Selain itu, Hazwan menjelaskan bahwa penyiaran lokal memiliki regulasi proporsi konten dalam siaran. Untuk radio, 60 persen isi siaran harus memuat konten lokal, sedangkan televisi sebesar 10 persen.
Konten lokal tersebut, mencakup budaya, Pancasila, UUD, hingga bahasa daerah. Bahasa Jawa menjadi bentuk konten lokal yang harus dilestarikan, misalnya dalam membaca berita dan menyampaikan informasi menggunakan bahasa daerah.
“Anak muda harus bangga dan mengekspresikan kebudayaan dengan gaya mereka sendiri. Kami bahkan berharap anak muda dapat mewujudkan siaran konten lokal yang dapat menjadi keunggulan DIY dengan begitu kebudayaan dapat bertumbuh dan berkembang melalui teman-teman media,” tambah Hazwan.
Senada dengan Hazwan, perwakilan Keraton Yogyakarta, KPH Purbodiningrat, juga menyatakan bahwa Keraton sebagai pusat kebudayaan Yogyakarta aktif mendukung pelestarian budaya melalui berbagai platform media. Salah satunya melalui produksi podcast dan unggahan di media sosial, yang bertujuan menjangkau generasi muda.
“Setiap hari di Keraton Yogyakarta ada penampilan spesial yang jadwalnya bisa dicek melalui instagram. Selain itu, Keraton juga sudah membuat podcast bersama para putri dalem untuk mengenalkan budaya secara lebih dekat ke masyarakat,” ungkap KPH Purbodiningrat.
Ia juga menyoroti kekuatan radio dalam menyampaikan kebudayaan karena kekuatan suara yang mampu memunculkan imajinasi. Menurutnya, siaran seperti sandiwara radio atau ketoprak berbahasa Jawa dapat kembali dihidupkan dalam bentuk yang lebih modern agar menarik minat generasi muda.
Meskipun peluang besar terbuka, tantangan dalam pengembangan konten lokal tetap ada.
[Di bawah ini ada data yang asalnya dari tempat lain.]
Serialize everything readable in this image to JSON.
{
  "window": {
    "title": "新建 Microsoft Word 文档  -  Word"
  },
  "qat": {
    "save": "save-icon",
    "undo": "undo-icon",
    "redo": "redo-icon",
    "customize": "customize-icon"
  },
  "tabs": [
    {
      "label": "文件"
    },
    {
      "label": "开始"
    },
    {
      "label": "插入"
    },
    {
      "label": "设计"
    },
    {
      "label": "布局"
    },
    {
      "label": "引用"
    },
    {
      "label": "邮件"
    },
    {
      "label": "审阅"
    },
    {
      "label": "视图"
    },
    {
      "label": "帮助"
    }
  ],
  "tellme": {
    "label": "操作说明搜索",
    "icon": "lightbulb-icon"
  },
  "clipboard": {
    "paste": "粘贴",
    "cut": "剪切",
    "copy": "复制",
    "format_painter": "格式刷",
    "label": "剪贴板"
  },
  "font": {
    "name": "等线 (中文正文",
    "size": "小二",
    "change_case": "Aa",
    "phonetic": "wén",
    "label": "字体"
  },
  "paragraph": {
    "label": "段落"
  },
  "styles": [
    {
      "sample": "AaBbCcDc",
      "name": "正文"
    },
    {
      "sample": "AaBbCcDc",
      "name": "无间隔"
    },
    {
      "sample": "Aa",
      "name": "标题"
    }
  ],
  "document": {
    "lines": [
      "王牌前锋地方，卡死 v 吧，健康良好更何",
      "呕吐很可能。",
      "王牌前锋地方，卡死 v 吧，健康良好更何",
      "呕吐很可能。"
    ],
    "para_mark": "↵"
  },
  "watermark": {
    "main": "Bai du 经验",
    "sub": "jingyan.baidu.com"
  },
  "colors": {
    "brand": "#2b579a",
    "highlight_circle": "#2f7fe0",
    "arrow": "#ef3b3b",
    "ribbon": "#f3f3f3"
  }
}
Di antaranya adalah keterbatasan sumber daya manusia dan anggaran, terbatasnya SDM dapat disiasati dengan diadakannya pelatihan penyiar untuk menyampaikan konten budaya, termasuk dalam bahasa Jawa.
“Kita harus selalu adaptif dan relevan dengan kemajuan zaman, media-media penyiaran dapat mewujudkan sesi-sesi kebudayaan DIY dengan menggunakan Bahasa Jawa yang inovatif sehingga akan menarik minat dan motivasi anak muda dalam melestarikan budaya yang ada,” ujar KPH Purbodiningrat.
Sebagai bentuk dukungan, pemerintah DIY juga telah mengalokasikan dana keistimewaan yang dapat dimanfaatkan untuk memproduksi dan mendokumentasikan budaya dalam bentuk audio visual. Keraton Yogyakarta pun turut menyediakan asetnya bagi keperluan produksi konten penyiaran budaya.
Di akhir pernyataannya, KPH Purbodiningrat berharap media penyiaran tetap mempertahankan kualitas konten sekaligus tidak melupakan akar budaya lokal yang menjadi ciri khas Yogyakarta.
“Harapan saya kepada dunia penyiaran, tetap memproduksi konten berkualitas tanpa meninggalkan budaya lokal agar bisa tetap menarik minat masyarakat,” pungkasnya.